To describe a bit more what the parallelization scheme is in dynesty in response to your questions:

  1. dynesty uses a scheme following PolyChord, which proposes points independently in parallel and then accepts them off the queue in order. So that means if you have L_0 and propose L_1, L_2, ..., L_50, you step down the line, see whether L_1 > L_0, accept the point and set L_1 -> L_0, and repeat for L_2. The probability of any subsequent point being accepted will decrease since the threshold is larger, but the scaling isn't awful (see fig 5 from the PolyChord paper).
  2. No, it has not. The basic issue still stands in that the parallelization happens synchronously, rather than asynchronously, and only the final sample is returned rather than any intermediate ones. This means you'll be limited by the slowest sampling core at every iteration.
  3. The key quantity is really n_cores / n_live. You should be okay as n_cores ~ n_live, but the performance will almost certainly be strictly worse than the ideal case due to the issue described above plus the fact that sampling isn't perfectly uncorrelated.

Hope this helps!

Jammy2211 commented 3 years ago

Follow up question - my loglikelihood function has a lot of stuff in it (data, functions, etc). It is probably > 1GB in memory. Am I right in thinking that the implementation of multiprocessing.pool in Dynesty will essentially be passing this log likelihood function (with all the stuff it has in it) to every CPU every time a LH evaluation is made?

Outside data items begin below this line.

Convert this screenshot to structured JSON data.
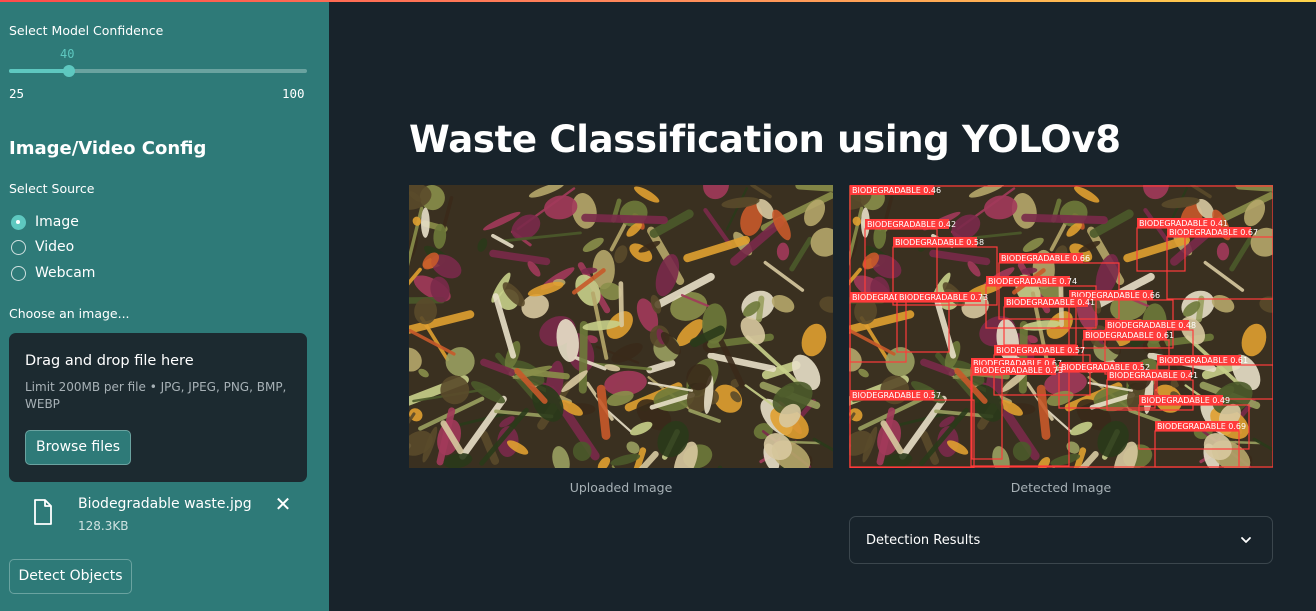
{
  "sidebar": {
    "confidence": {
      "label": "Select Model Confidence",
      "value": "40",
      "min": "25",
      "max": "100",
      "fraction": 0.2
    },
    "config_heading": "Image/Video Config",
    "source_label": "Select Source",
    "sources": [
      {
        "label": "Image",
        "selected": true
      },
      {
        "label": "Video",
        "selected": false
      },
      {
        "label": "Webcam",
        "selected": false
      }
    ],
    "chooser_label": "Choose an image...",
    "uploader": {
      "title": "Drag and drop file here",
      "limit": "Limit 200MB per file • JPG, JPEG, PNG, BMP, WEBP",
      "browse_label": "Browse files"
    },
    "file": {
      "name": "Biodegradable waste.jpg",
      "size": "128.3KB",
      "icon": "file-icon",
      "close_icon": "close-icon"
    },
    "detect_label": "Detect Objects"
  },
  "main": {
    "title": "Waste Classification using YOLOv8",
    "uploaded_caption": "Uploaded Image",
    "detected_caption": "Detected Image",
    "results_label": "Detection Results",
    "results_icon": "chevron-down-icon",
    "detections": [
      "BIODEGRADABLE 0.46",
      "BIODEGRADABLE 0.42",
      "BIODEGRADABLE 0.58",
      "BIODEGRADABLE 0.41",
      "BIODEGRADABLE 0.67",
      "BIODEGRADABLE 0.66",
      "BIODEGRADABLE 0.74",
      "BIODEGRADABLE 0.75",
      "BIODEGRADABLE 0.73",
      "BIODEGRADABLE 0.66",
      "BIODEGRADABLE 0.41",
      "BIODEGRADABLE 0.48",
      "BIODEGRADABLE 0.61",
      "BIODEGRADABLE 0.57",
      "BIODEGRADABLE 0.61",
      "BIODEGRADABLE 0.67",
      "BIODEGRADABLE 0.52",
      "BIODEGRADABLE 0.41",
      "BIODEGRADABLE 0.57",
      "BIODEGRADABLE 0.49",
      "BIODEGRADABLE 0.69",
      "BIODEGRADABLE 0.73"
    ]
  },
  "colors": {
    "sidebar_bg": "#2e7a78",
    "main_bg": "#18232b",
    "accent": "#5ec8c0",
    "detection_box": "#ff3b3b"
  }
}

Im getting extremely slow performance using multiprocessing, and think this is the explanation. Just looking for confirmation!

joshspeagle commented 3 years ago

Am I right in thinking that the implementation of multiprocessing.pool in Dynesty will essentially be passing this log likelihood function (with all the stuff it has in it) to every CPU every time a LH evaluation is made?

Yes, this is correct. You can get around this by instantiating some of the large objects separately in each member of the pool and then calling them from the likelihood function, but it can get pretty hack-y.

Jammy2211 commented 3 years ago

Great thanks, sounds like I've got a fun task for tomorrow!